PENTICTON, BC. — As years go by and as the novelty wears off, more and more people seem to grow frustrated of seeing crucial hockey games and playoffs positioning being decided by what was originally introduced a long time ago as a skills competition. It seems like more and more games are being decided that way, a true shame to the sport.
The numbers certainly support the general feeling. In 2007-08, 156 or 272 overtime games were decided by the shootout. In comparison, 184 or 301 games finished the same way in 2009-10. It looks like more teams are playing to get to the shootout rather than trying to win games in regulation or OT.
“You’re looking at a skills competition that gets Philadelphia into the playoffs,” said Mike Gillis, GM of the Vancouver Canucks, referring to their shootout win over the Rangers in the last game of the regular season.
“I think a lot of the rules changes coming out of the lockout were great, but this was a wrinkle, or a wart, that we may have to look at”, said Brian Burke. “I think when we put the shootout in, we never envisioned the unreasonable, disproportionate percentage of games that would be decided in a shootout.”
At the General Managers’ meeting last spring, Red Wings GM Ken Holland’s suggested abolishing the shootout by adding an additional overtime period at 3-on-3 and it was rather well received by his peers. Unfortunately, the changes have yet to be implemented and one has to wonder what is holding things up.
The 3-on-3 overtime format is not a new concept as the British Columbia Hockey League (BCHL) has been using it instead of the shootout for several years, and the experience is proving to work for the league and fans alike! When a game is tied after regulation, the teams play the first overtime for five minutes at 4-on-4, just as we know it in the NHL. If, at the end of the first overtime, the game is still tied, they then proceed with five minutes at 3-on-3.
Before flying off the handle here, hear me out. For one, it’s still a team game instead of a one-on-one skills competition. Secondly, I personally wasn’t a fan of the idea until I got to experience it, being able to watch the BCHL first hand for years now. Two of the most entertaining games of the year last year that I was given to watch, all levels included, were tie games.
I’ve done some research and here are some very interesting stats to back up the idea:
- In the past 7 seasons, the BCHL has seen 3,510 regular season’s games
- Of those games, 544 were decided in OT, either at 4-on-4 or at 3-on-3
- Only 74 games in seven seasons ended in a tie, about two per cent of all games played
What does that mean? If we use that two per cent and put it on a NHL 82 games schedule, it represents less than one game per season per team ending in a tie. Considering that this percentage is calculated at the junior level, just imagine NHL caliber players playing the second overtime at 3-on-3, where every rush is a two-on-one! It could very well be even less than that. You can be watching the most boring game, the last ten minutes of overtime will give fans entertainment for their money, it’s guaranteed! Now if the NHL can’t live with that, I don’t know what’s wrong with them.
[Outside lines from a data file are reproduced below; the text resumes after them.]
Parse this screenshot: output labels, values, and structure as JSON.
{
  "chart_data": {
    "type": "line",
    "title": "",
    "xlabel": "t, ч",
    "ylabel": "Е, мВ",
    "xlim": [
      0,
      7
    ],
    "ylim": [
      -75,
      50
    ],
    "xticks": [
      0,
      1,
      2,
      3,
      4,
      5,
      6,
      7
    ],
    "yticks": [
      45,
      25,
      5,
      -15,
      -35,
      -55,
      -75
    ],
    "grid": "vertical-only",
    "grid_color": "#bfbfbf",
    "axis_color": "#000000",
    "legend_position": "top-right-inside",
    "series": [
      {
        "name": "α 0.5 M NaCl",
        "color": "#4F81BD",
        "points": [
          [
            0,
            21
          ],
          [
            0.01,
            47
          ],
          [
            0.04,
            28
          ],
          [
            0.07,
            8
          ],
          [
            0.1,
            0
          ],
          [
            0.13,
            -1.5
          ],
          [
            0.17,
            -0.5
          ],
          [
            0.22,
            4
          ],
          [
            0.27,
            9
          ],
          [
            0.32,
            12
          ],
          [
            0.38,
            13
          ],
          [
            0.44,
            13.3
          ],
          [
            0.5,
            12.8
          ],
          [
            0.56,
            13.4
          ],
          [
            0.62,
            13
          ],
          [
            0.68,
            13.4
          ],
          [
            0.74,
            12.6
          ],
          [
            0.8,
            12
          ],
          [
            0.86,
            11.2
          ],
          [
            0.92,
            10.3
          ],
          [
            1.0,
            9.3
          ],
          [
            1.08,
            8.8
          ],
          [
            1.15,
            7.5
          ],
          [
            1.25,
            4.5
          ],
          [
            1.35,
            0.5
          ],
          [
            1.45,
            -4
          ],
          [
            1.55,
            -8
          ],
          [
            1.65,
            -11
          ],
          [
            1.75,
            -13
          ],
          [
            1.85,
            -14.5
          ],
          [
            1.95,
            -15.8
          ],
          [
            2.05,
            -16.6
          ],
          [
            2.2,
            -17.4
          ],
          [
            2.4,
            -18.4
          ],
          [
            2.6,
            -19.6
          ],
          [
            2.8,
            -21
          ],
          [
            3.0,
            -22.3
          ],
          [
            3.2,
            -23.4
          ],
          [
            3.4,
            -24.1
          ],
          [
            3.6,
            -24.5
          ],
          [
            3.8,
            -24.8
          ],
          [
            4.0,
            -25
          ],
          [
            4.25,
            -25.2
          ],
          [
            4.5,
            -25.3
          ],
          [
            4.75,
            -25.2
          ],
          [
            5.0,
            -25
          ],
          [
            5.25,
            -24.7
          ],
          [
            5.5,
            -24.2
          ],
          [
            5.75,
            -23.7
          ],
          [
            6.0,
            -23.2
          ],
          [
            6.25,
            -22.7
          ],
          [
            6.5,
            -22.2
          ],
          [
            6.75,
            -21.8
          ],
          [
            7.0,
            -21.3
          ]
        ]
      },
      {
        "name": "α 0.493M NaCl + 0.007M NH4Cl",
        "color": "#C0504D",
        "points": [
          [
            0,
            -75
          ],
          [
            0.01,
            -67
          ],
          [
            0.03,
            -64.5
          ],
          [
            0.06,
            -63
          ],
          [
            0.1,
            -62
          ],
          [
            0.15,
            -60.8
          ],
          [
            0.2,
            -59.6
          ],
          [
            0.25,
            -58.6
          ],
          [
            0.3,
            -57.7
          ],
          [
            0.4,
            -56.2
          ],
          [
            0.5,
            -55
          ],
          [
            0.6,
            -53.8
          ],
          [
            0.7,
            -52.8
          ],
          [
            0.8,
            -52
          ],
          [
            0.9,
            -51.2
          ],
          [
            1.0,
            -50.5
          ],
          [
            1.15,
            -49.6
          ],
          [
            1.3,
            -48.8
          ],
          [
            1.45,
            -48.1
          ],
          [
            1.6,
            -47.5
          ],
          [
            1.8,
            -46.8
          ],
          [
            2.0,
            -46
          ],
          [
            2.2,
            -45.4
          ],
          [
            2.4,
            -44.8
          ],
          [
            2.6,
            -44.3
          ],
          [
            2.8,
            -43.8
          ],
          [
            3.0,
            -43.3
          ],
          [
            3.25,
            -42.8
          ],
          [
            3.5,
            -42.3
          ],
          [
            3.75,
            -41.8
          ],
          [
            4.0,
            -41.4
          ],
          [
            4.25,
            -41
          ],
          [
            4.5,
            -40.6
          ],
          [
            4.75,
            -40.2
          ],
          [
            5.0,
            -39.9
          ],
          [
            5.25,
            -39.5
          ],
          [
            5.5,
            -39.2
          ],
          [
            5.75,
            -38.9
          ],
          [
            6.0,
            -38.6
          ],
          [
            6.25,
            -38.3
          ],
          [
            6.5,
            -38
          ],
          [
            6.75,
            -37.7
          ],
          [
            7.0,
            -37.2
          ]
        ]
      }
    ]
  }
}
So can we please get our game back instead of trying to lure fair-weather fans? How long before the NHL realizes that aside from eliminating tie games, their gimmick did not achieve what they were hoping for? The NBA doesn’t decide games with free-throws. The NFL, the most successful pro sport in North America, doesn’t decide winners with a field goals contest or with having the quarterback throwing the football through hoops. MLB doesn’t end games with a home-run derby.
There’s a reason for that folks: it’s not part of the game, as those are all skills competitions. I don’t like soccer; I don’t watch it more because they have shootouts. Thinking that the NHL would draw more fans with the shootout is a pipe dream at best. Leave the skills competitions where they belong, at the All-Star game. I remember the days when it was exciting to see a penalty shot during a game… not anymore, the novelty has worn off!
I’ll leave the final words to Brian Burke: “I loathe the shootout. I hate it. I detest it. I despise it. I don’t know if I can be any clearer.”
I’d be curious to poll some former BCHL players like Duncan Keith, Chuck Kobasew, Brendan Morrison, Travis Zajac, Ryan Johansen or Kyle Turris to see what they would have to say about the idea.